Three times, Han filed appeals with the Taipei High Administrative Court to suspend the recall vote. Each was rejected.

Some netizens prepared a three-minute film showing how Han has not met his promises since he was elected, as well as various misstatements and misbehavior he made, which almost explain why Kaohsiung people wanted Han removed from office. Tallying the promises made by the Kaohsiung Mayor, Han Kuo-Yu, very few were achieved. As soon as he was elected as mayor, he rushed to become a presidential candidate.

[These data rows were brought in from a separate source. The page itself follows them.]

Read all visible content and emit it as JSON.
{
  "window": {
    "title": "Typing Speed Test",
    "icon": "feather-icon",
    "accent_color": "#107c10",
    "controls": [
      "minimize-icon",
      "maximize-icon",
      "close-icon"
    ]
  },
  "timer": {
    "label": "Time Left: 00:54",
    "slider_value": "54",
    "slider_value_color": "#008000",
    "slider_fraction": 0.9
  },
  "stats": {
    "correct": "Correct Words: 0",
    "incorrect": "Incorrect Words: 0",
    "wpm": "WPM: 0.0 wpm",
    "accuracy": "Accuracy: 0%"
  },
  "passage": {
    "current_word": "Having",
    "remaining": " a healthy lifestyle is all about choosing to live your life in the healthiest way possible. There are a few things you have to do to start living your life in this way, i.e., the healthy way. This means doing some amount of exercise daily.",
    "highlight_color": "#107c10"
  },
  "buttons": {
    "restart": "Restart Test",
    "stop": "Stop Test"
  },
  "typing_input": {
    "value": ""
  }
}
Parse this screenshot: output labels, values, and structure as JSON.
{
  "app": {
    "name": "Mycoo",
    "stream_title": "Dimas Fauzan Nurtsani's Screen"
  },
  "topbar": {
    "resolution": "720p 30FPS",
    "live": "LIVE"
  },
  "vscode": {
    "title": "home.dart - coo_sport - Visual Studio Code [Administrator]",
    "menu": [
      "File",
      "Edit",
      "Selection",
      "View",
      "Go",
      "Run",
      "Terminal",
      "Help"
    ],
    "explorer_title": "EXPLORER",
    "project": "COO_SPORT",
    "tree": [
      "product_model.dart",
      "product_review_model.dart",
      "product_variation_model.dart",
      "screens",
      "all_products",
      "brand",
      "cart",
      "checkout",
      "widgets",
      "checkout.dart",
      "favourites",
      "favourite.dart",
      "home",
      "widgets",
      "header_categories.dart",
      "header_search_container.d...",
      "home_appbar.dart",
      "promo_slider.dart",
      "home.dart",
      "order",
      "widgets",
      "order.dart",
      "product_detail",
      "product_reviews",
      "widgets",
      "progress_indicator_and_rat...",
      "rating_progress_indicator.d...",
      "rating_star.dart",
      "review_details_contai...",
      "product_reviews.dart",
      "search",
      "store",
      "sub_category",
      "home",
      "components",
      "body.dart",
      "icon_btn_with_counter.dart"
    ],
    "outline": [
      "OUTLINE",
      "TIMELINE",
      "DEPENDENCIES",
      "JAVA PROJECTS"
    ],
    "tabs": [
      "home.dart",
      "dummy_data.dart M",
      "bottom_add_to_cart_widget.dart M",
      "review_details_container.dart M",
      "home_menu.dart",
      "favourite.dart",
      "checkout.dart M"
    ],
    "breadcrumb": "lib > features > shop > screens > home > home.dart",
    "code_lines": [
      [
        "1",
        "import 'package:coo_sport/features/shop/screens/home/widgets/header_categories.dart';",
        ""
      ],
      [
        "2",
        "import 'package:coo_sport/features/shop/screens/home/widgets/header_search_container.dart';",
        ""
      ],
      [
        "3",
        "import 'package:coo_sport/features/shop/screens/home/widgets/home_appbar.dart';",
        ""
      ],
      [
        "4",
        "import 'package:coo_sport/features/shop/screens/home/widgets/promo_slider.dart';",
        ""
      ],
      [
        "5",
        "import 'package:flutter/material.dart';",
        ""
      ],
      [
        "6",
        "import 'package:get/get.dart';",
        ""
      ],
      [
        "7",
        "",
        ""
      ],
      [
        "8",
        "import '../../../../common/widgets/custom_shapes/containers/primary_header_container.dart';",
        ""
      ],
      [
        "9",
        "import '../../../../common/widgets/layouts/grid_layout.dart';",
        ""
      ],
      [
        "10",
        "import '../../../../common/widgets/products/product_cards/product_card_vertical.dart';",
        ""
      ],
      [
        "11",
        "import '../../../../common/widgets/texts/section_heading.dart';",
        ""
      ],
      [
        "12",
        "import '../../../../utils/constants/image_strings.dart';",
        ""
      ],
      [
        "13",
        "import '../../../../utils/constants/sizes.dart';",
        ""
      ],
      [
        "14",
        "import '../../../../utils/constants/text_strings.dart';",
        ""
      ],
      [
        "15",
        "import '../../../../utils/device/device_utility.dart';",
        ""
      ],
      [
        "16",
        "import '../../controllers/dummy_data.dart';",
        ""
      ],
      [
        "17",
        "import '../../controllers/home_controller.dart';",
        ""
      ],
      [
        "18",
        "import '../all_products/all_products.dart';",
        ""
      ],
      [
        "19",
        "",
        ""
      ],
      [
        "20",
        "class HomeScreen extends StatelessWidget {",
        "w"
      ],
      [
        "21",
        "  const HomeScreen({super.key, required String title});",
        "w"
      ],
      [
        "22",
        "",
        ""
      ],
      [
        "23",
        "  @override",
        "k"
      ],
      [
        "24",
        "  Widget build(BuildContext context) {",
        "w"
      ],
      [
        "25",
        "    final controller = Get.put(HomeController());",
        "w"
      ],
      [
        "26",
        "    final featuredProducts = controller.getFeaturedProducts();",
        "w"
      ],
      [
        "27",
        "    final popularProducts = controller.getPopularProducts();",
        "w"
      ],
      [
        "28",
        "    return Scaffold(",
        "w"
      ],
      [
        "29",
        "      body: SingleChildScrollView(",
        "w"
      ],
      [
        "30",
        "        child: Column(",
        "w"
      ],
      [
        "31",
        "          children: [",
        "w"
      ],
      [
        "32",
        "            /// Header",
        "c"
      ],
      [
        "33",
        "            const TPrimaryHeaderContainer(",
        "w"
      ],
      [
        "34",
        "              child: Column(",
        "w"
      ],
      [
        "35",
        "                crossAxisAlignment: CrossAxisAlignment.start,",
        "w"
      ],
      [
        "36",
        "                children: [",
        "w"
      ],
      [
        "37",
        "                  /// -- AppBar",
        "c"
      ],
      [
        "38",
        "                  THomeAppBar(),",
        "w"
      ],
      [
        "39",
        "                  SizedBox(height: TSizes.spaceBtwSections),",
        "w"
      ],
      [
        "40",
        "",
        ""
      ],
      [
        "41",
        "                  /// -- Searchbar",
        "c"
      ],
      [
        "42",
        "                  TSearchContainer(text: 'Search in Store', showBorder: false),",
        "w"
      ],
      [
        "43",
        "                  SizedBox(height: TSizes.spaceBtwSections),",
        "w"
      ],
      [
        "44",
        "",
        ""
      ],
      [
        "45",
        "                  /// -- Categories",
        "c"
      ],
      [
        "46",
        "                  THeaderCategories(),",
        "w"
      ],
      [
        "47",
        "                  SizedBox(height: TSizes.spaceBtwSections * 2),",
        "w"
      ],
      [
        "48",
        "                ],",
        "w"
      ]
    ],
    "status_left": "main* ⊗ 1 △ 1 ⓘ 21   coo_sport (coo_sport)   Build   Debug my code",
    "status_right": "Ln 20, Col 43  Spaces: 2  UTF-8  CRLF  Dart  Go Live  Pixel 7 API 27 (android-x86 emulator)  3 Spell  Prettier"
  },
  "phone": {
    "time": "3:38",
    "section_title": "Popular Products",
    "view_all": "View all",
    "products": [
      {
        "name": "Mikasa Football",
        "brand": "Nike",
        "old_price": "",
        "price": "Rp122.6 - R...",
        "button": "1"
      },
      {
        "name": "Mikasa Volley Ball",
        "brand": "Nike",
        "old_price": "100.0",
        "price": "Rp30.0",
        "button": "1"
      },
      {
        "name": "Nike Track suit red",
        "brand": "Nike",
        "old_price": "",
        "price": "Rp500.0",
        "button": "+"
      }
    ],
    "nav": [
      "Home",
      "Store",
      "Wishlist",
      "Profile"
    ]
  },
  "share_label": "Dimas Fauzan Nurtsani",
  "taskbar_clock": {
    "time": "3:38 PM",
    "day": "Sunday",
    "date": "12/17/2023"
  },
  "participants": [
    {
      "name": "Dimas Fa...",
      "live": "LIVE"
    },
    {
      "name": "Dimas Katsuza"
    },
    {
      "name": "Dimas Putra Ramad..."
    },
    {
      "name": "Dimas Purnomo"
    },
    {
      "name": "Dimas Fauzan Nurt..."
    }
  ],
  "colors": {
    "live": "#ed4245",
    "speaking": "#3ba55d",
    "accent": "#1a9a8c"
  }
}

The recall movement supporters see Han as totally lacking integrity.

Current affairs commentator Wen Long-dong said: “Kaohsiung people don’t want a mayor whose actions don’t match his fancy words; plus, he is pro-China (CCP).”

Hsu Yung-ming, Chairman of the New Power Party, said: “I think Han Kuo-yu better clarify his relationship with China (CCP) before the recall vote and apologize to the public for visiting the (Hong Kong) Liaison Office.”

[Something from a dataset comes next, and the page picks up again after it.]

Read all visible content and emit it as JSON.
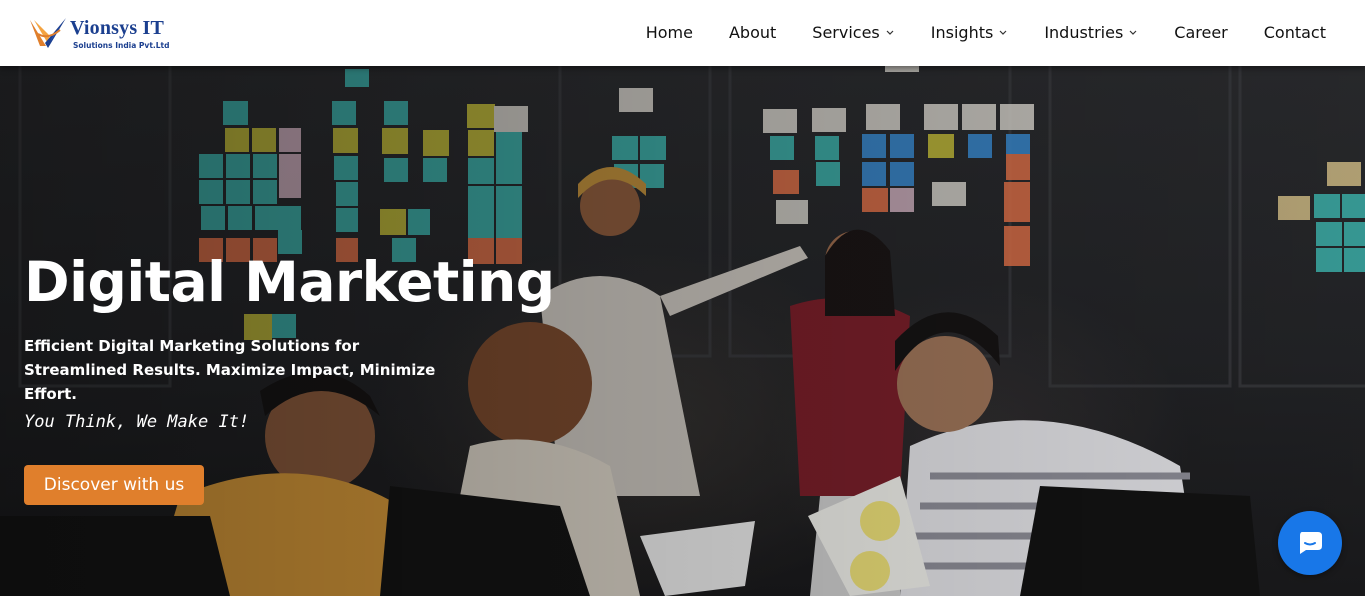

On June 6, the recall vote day, the number of votes in favor of Han Kuo-yu’s recall exceeded the minimum threshold of 574,996. Under Taiwanese law, the recall of a municipal leader requires a turnout of at least 25 percent of eligible voters—574,996 in this case—and a majority vote in favor of the recall.

Han Kuo-yu held a press conference and talked about his gratitude, regrets, and blessings, but didn’t apologize and didn’t accept any interviews.

Han Kuo-yu said: “If led in a good direction, this city will shine. I look forward to the next mayor, who will also enable Kaohsiung’s municipal administration to prosper, and let Kaohsiung citizens live in peace and happiness.”

According to information from the Kaohsiung City Election Commission at 6 p.m. on June 6, the number of ballots in favor of the recall was 939,090, which exceeded the 892,545 votes Han received when he was elected mayor in 2018. The four leaders of the recall initiative said that the victory belongs to all Kaohsiung citizens and called for putting down the opposition after the recall vote and reconstructing Kaohsiung together.

Chen Kuan-jong, the legal leader of the recall initiative, said: “Starting today, please return home and hug your family members, embrace people with different points of view, and embrace people around you and all Kaohsiung people. Next, let’s rebuild Kaohsiung together.”